Thema · Heiliges Jahr 2025
Wie kann ein Jahr „heilig“ sein?
von Prof. DDr. Thomas Marschler · 26.12.2024
Was bedeutet „heilig“?
Heiligkeit ist in erster Linie ein Attribut Gottes. Genau genommen ist sie diejenige Eigenschaft, die Gott am meisten von den Geschöpfen unterscheidet. Heiligkeit ist Inbegriff seiner unvergleichlichen Vollkommenheit, die den Menschen zur Anbetung aufruft. „Du allein bist der Heilige“, singt die Kirche im Gloria der Messfeier.
Wenn irgendetwas Geschöpfliches heilig genannt wird, kann es sich nur um Teilnahme an der einzigartigen Heiligkeit Gottes handeln. Ein Mensch ist heilig, wenn Gott ihm durch Jesus Christus die Schuld vergibt und Gnade erweist. Orte, Zeichen und Gegenstände nennen wir heilig, wenn sie in der Kraft Gottes der Heiligung des Menschen dienen.

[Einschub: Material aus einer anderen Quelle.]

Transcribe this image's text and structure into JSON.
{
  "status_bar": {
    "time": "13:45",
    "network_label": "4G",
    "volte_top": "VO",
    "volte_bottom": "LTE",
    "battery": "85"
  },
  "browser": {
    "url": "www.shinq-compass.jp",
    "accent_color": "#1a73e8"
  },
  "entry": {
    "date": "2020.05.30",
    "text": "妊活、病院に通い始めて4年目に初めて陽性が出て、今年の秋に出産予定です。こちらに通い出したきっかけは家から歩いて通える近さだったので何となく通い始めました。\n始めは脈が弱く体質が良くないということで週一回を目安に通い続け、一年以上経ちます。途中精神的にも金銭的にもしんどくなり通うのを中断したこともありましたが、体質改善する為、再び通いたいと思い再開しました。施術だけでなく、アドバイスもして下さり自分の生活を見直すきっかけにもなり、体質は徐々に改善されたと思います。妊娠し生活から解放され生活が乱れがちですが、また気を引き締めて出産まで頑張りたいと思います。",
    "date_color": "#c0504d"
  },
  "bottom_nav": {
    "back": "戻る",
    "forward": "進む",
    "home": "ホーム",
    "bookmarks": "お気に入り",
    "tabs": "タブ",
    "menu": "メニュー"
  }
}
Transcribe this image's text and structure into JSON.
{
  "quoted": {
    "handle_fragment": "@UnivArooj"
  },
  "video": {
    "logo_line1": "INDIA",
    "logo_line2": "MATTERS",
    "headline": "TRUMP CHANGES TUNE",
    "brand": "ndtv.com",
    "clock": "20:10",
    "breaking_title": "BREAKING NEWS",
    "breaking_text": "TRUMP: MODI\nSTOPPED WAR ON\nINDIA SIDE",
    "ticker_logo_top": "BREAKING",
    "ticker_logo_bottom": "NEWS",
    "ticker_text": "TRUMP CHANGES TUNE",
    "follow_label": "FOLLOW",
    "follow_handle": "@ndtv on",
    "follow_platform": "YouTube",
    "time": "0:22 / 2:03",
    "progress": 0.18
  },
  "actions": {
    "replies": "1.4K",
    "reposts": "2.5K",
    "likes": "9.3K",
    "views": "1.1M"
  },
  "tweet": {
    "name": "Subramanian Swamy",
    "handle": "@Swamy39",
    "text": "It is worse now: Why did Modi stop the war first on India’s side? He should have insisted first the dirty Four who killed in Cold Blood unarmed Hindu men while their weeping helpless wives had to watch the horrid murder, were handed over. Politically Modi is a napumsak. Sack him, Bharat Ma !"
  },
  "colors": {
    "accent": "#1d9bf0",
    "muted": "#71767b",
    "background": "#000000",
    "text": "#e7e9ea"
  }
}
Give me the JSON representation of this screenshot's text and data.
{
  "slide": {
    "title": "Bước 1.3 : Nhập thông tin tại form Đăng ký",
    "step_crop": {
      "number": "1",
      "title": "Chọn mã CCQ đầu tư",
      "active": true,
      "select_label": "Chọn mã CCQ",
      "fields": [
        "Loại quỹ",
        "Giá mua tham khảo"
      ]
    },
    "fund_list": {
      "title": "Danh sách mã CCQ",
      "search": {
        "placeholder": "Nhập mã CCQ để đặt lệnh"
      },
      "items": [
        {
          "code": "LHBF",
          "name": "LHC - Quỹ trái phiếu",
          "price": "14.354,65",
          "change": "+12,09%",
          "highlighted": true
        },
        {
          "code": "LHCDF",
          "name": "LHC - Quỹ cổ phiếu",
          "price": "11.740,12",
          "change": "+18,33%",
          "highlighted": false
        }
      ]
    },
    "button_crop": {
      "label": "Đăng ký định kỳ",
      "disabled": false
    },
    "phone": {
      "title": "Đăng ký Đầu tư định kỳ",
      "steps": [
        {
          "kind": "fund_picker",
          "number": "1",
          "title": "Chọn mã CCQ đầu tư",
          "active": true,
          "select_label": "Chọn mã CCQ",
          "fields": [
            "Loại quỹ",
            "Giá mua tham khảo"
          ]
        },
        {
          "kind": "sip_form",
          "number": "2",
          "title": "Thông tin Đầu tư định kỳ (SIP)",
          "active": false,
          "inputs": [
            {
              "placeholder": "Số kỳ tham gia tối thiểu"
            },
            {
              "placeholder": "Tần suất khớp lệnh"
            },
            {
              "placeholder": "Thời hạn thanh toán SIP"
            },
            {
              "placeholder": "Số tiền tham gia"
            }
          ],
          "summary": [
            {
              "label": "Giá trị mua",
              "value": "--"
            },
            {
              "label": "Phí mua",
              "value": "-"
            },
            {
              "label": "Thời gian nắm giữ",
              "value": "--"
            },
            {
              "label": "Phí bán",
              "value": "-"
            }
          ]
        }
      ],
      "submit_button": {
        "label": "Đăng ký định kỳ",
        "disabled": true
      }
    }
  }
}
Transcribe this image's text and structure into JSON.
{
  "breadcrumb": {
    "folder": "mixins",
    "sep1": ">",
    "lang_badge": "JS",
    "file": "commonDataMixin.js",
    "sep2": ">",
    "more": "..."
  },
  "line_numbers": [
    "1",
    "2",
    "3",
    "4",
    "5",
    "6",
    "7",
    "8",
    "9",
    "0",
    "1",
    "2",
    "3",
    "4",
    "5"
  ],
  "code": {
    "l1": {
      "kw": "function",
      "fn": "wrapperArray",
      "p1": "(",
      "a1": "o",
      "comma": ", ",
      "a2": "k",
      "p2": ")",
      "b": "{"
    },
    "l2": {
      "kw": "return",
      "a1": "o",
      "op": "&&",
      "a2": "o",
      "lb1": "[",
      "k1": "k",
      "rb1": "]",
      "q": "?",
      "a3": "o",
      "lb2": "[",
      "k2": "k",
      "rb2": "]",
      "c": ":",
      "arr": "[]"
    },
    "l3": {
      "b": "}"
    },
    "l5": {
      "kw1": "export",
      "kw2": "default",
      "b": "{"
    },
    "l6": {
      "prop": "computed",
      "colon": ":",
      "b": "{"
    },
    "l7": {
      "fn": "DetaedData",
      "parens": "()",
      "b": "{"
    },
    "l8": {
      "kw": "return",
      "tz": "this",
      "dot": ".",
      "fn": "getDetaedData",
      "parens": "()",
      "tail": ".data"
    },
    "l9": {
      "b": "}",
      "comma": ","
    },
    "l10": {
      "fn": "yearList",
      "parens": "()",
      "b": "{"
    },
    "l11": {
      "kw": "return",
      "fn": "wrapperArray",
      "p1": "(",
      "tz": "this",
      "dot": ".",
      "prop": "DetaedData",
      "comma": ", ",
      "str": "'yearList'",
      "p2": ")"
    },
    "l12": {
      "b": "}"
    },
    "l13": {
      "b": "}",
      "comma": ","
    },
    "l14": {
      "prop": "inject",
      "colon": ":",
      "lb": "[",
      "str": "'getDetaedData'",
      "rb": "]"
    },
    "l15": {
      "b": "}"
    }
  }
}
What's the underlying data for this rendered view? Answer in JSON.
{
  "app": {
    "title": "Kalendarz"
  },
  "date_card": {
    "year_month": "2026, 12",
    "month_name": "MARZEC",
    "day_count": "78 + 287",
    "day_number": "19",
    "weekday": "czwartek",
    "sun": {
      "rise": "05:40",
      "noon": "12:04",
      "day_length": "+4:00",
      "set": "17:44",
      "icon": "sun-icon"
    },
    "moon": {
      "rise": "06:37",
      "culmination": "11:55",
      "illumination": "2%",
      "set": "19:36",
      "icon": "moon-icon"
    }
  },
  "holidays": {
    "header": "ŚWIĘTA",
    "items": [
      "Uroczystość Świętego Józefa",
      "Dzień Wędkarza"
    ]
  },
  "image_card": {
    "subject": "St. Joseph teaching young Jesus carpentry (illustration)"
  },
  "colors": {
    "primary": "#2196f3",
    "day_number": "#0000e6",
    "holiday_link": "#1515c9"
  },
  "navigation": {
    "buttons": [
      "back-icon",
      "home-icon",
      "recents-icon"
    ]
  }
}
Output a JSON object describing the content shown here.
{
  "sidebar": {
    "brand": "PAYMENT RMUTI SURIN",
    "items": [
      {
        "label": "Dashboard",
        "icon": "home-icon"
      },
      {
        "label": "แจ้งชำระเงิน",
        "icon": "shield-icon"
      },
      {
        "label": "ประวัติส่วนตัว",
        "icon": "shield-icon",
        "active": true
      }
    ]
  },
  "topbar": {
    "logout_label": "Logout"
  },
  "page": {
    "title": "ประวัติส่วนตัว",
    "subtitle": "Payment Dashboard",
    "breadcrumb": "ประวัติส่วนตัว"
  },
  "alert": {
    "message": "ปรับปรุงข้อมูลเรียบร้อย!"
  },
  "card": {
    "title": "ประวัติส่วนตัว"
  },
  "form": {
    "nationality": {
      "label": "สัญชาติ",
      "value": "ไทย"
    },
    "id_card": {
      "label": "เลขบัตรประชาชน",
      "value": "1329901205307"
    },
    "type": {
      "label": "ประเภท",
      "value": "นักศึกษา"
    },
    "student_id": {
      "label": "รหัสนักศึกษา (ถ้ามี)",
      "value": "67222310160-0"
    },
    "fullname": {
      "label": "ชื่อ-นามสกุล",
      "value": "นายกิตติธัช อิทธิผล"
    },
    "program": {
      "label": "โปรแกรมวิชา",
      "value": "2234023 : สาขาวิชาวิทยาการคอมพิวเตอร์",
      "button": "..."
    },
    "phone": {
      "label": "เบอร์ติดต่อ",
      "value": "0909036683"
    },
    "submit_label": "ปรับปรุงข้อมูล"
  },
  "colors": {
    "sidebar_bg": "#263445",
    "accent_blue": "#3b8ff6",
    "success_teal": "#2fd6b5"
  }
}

Das Heilige Jahr – eine besondere Zeit der Gnade
In diesem Licht sind auch die Heiligen Jahre zu verstehen. In ihrer regulären Form finden sie nur viermal in jedem Jahrhundert statt. Ihre Entstehung geht zurück auf den mittelalterlichen Papst Bonifaz VIII., der im Februar 1300 erstmals ein christliches Jubiläumsjahr ausgerufen hat. Ähnlich wie die alttestamentlichen Jobeljahre (Lev 25) bietet es den Pilgern, die nach Rom kommen, in besonderer Weise das Geschenk der göttlichen Vergebung an.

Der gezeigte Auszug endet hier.